Internal Data Collection/Baselining

The first two steps in the process involve looking inward. We have done a ton of research over the past few years into technologies that enable you to analyze your security data. Whether your aggregation platform comes takes the perspective of SIEM / Log Management, Vulnerability Management, or even network forensics doesn’t really matter. But you need a tool to aggregate your security data, with the ability to also handle external information.

Once the data is aggregated, the next step involves establishing a number of baselines to identify ‘normal’ for your environment. Of course normal is not really the right term – no environment is really normal. But you need to start somewhere. So equipped with baselines describing what typically happens in your environment, you can start looking for anomalies – deviations from those baselines – which may indicate something funky and thus bear further investigation.

As a technology foundation for EWS, your existing tools could be entirely suitable. But most data aggregation tools are built to specifically for compliance. They are designed to put a lot of security data in one place and generate reports, but not so good at analysis or pattern detection – especially if you don’t know the patterns to look for in advance. Your EWS needs to be built on strong analytical tools – with a threat-centric view of the world rather than a focus on compliance reporting.

External Threat Feeds

Once you have your internal data in order, you cross-reference it against attacks seen in the wild via external threat research. You will quickly learn that there is no lack of threat data. Every vendor has a security research team, and they are constantly generating content – both for external consumption (mostly public relations) and for integration into their own products and services. There are also providers who generate stand-alone threat data feeds for integration into existing tools. So you need to identify the threat intelligence sources to use and manage the overlap between different sources. Finally, you need to integrate your feeds into the tool(s) you use to aggregate security data.

Analyze

The next part of the process is to provide context, for both the internal and external data you gathered, and systematically apply it to your specific situation. This requires not just data and an analytics engine to evaluate the data and find patterns. But the key is to interpret the data, and determine the degree of risk posed by each threat you analyze – to your environment. This is neither cheap nor easy to automate. We know of several organizations, each with dozens of folks processing threat intelligence and assessing the risk to their respective organizations. This is not common (and these folks have very mature security programs), but it’s simply not realistic to buy a toaster and expect it to pump out actionable threat intelligence.

Act

Finally you have information which might indicate an attack is coming. Of course you won’t have precision on when or where. So what do you do? Do you take action? Do you just monitor for indicators of the attack commencing? Do you do nothing and wait until systems are down before mopping up the mess? At one time or another you will likely find yourself doing each of the above. Equipped with contextual threat intelligence from your EWS, you can implement workarounds and remediations to address the issues you found. Or not, depending on your culture and ability to make bets that might be wrong.

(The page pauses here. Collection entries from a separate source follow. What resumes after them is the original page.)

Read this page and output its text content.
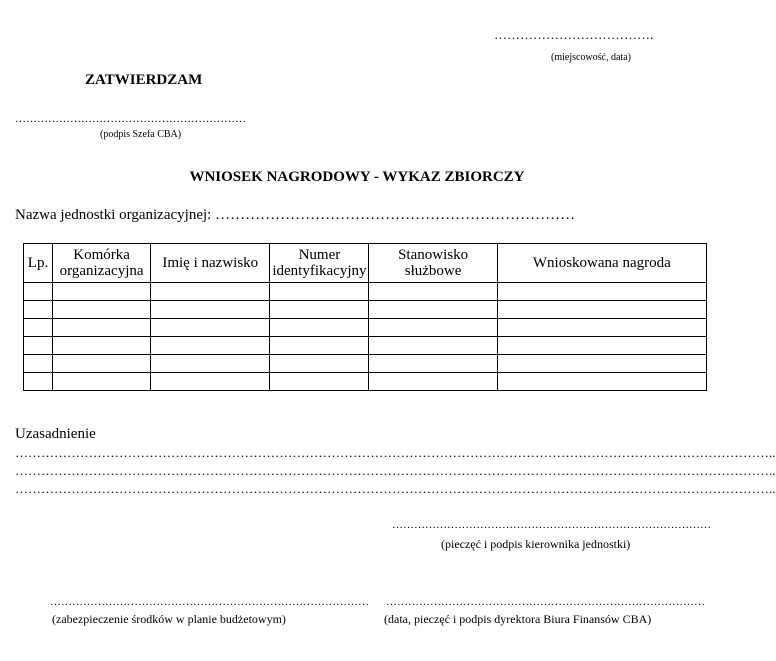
……………………………….
(miejscowość, data)
ZATWIERDZAM
………………………………………………………
(podpis Szefa CBA)
WNIOSEK NAGRODOWY - WYKAZ ZBIORCZY
Nazwa jednostki organizacyjnej: ………………………………………………………………
Lp.	Komórka organizacyjna	Imię i nazwisko	Numer identyfikacyjny	Stanowisko służbowe	Wnioskowana nagroda

Uzasadnienie
…………………………………………………………………………………………………………………………………………………………..
…………………………………………………………………………………………………………………………………………………………..
…………………………………………………………………………………………………………………………………………………………..
……………………………………………………………………………
(pieczęć i podpis kierownika jednostki)
……………………………………………………………………………
(zabezpieczenie środków w planie budżetowym)
……………………………………………………………………………
(data, pieczęć i podpis dyrektora Biura Finansów CBA)
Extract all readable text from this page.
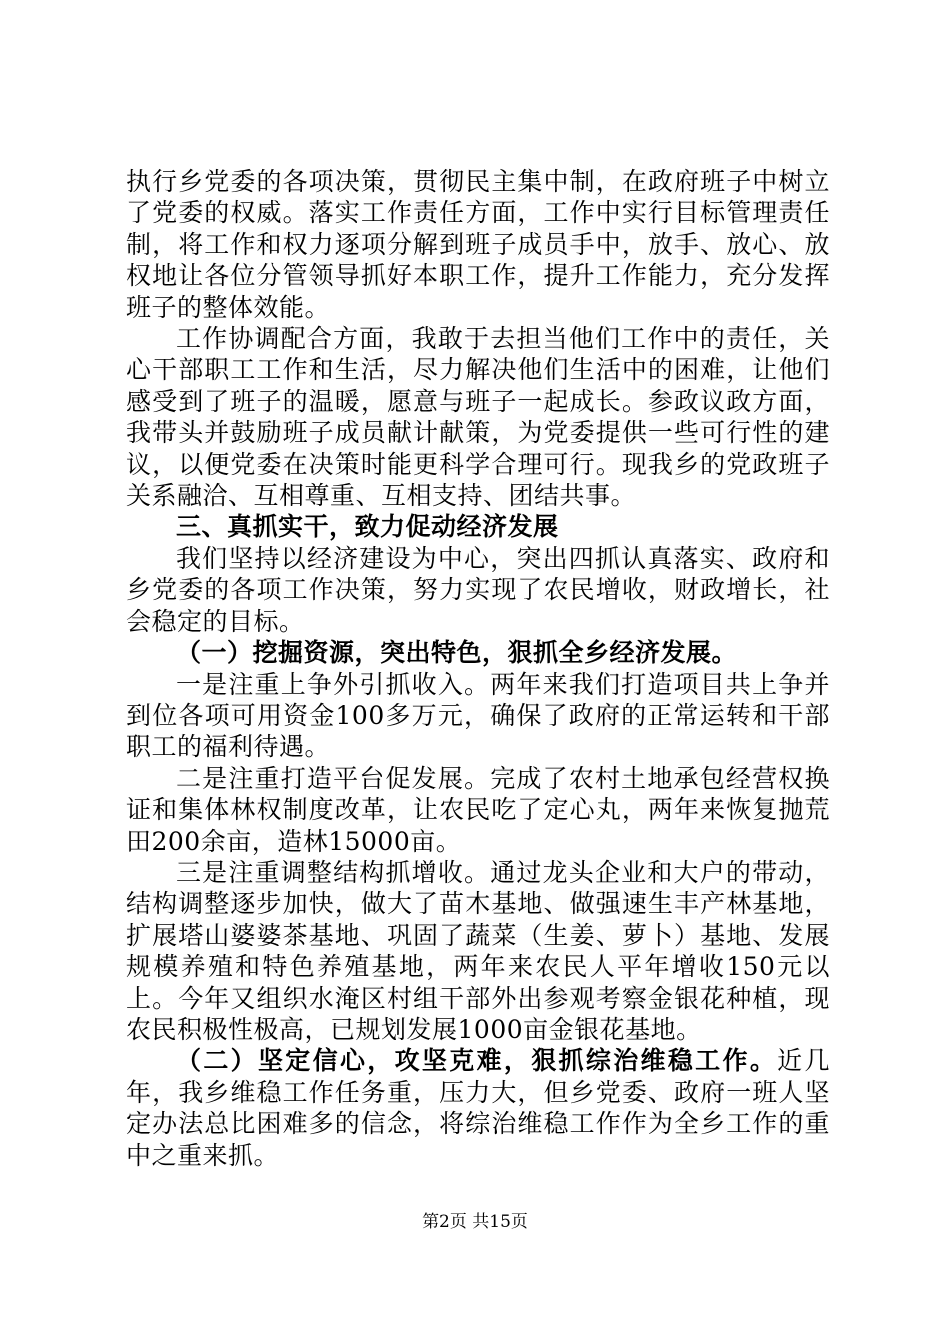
执行乡党委的各项决策，贯彻民主集中制，在政府班子中树立了党委的权威。落实工作责任方面，工作中实行目标管理责任制，将工作和权力逐项分解到班子成员手中，放手、放心、放权地让各位分管领导抓好本职工作，提升工作能力，充分发挥班子的整体效能。

工作协调配合方面，我敢于去担当他们工作中的责任，关心干部职工工作和生活，尽力解决他们生活中的困难，让他们感受到了班子的温暖，愿意与班子一起成长。参政议政方面，我带头并鼓励班子成员献计献策，为党委提供一些可行性的建议，以便党委在决策时能更科学合理可行。现我乡的党政班子关系融洽、互相尊重、互相支持、团结共事。

三、真抓实干，致力促动经济发展

我们坚持以经济建设为中心，突出四抓认真落实、政府和乡党委的各项工作决策，努力实现了农民增收，财政增长，社会稳定的目标。

（一）挖掘资源，突出特色，狠抓全乡经济发展。

一是注重上争外引抓收入。两年来我们打造项目共上争并到位各项可用资金100多万元，确保了政府的正常运转和干部职工的福利待遇。

二是注重打造平台促发展。完成了农村土地承包经营权换证和集体林权制度改革，让农民吃了定心丸，两年来恢复抛荒田200余亩，造林15000亩。

三是注重调整结构抓增收。通过龙头企业和大户的带动，结构调整逐步加快，做大了苗木基地、做强速生丰产林基地，扩展塔山婆婆茶基地、巩固了蔬菜（生姜、萝卜）基地、发展规模养殖和特色养殖基地，两年来农民人平年增收150元以上。今年又组织水淹区村组干部外出参观考察金银花种植，现农民积极性极高，已规划发展1000亩金银花基地。

（二）坚定信心，攻坚克难，狠抓综治维稳工作。近几年，我乡维稳工作任务重，压力大，但乡党委、政府一班人坚定办法总比困难多的信念，将综治维稳工作作为全乡工作的重中之重来抓。

第2页 共15页
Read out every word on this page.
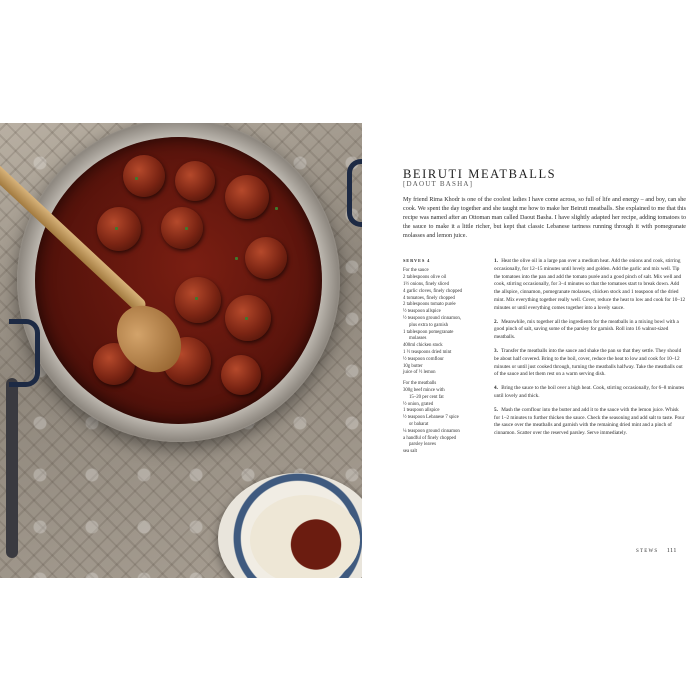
BEIRUTI MEATBALLS

[DAOUT BASHA]

My friend Rima Khodr is one of the coolest ladies I have come across, so full of life and energy – and boy, can she cook. We spent the day together and she taught me how to make her Beiruti meatballs. She explained to me that this recipe was named after an Ottoman man called Daout Basha. I have slightly adapted her recipe, adding tomatoes to the sauce to make it a little richer, but kept that classic Lebanese tartness running through it with pomegranate molasses and lemon juice.

SERVES 4

For the sauce

2 tablespoons olive oil
1½ onions, finely sliced
4 garlic cloves, finely chopped
4 tomatoes, finely chopped
2 tablespoons tomato purée
½ teaspoon allspice
½ teaspoon ground cinnamon,
plus extra to garnish
1 tablespoon pomegranate
molasses
400ml chicken stock
1 ½ teaspoons dried mint
½ teaspoon cornflour
10g butter
juice of ½ lemon

For the meatballs

300g beef mince with
15–20 per cent fat
½ onion, grated
1 teaspoon allspice
½ teaspoon Lebanese 7 spice
or baharat
¼ teaspoon ground cinnamon
a handful of finely chopped
parsley leaves
sea salt
1. Heat the olive oil in a large pan over a medium heat. Add the onions and cook, stirring occasionally, for 12–15 minutes until lovely and golden. Add the garlic and mix well. Tip the tomatoes into the pan and add the tomato purée and a good pinch of salt. Mix well and cook, stirring occasionally, for 3–4 minutes so that the tomatoes start to break down. Add the allspice, cinnamon, pomegranate molasses, chicken stock and 1 teaspoon of the dried mint. Mix everything together really well. Cover, reduce the heat to low and cook for 10–12 minutes or until everything comes together into a lovely sauce.
2. Meanwhile, mix together all the ingredients for the meatballs in a mixing bowl with a good pinch of salt, saving some of the parsley for garnish. Roll into 16 walnut-sized meatballs.
3. Transfer the meatballs into the sauce and shake the pan so that they settle. They should be about half covered. Bring to the boil, cover, reduce the heat to low and cook for 10–12 minutes or until just cooked through, turning the meatballs halfway. Take the meatballs out of the sauce and let them rest on a warm serving dish.
4. Bring the sauce to the boil over a high heat. Cook, stirring occasionally, for 6–8 minutes until lovely and thick.
5. Mash the cornflour into the butter and add it to the sauce with the lemon juice. Whisk for 1–2 minutes to further thicken the sauce. Check the seasoning and add salt to taste. Pour the sauce over the meatballs and garnish with the remaining dried mint and a pinch of cinnamon. Scatter over the reserved parsley. Serve immediately.
STEWS 111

Of course that is an important concept, now and through the rest of this series. Building an Early Warning System doesn’t mean you will always be right. Just like any other system designed to predict the future, it will be wrong, and you will see false positives. So one success criterion for implementing an EWS is realism about what it can do and what it can’t. It’s about optimizing the resources at your disposal, by focusing on things the most likely (successful) attacks.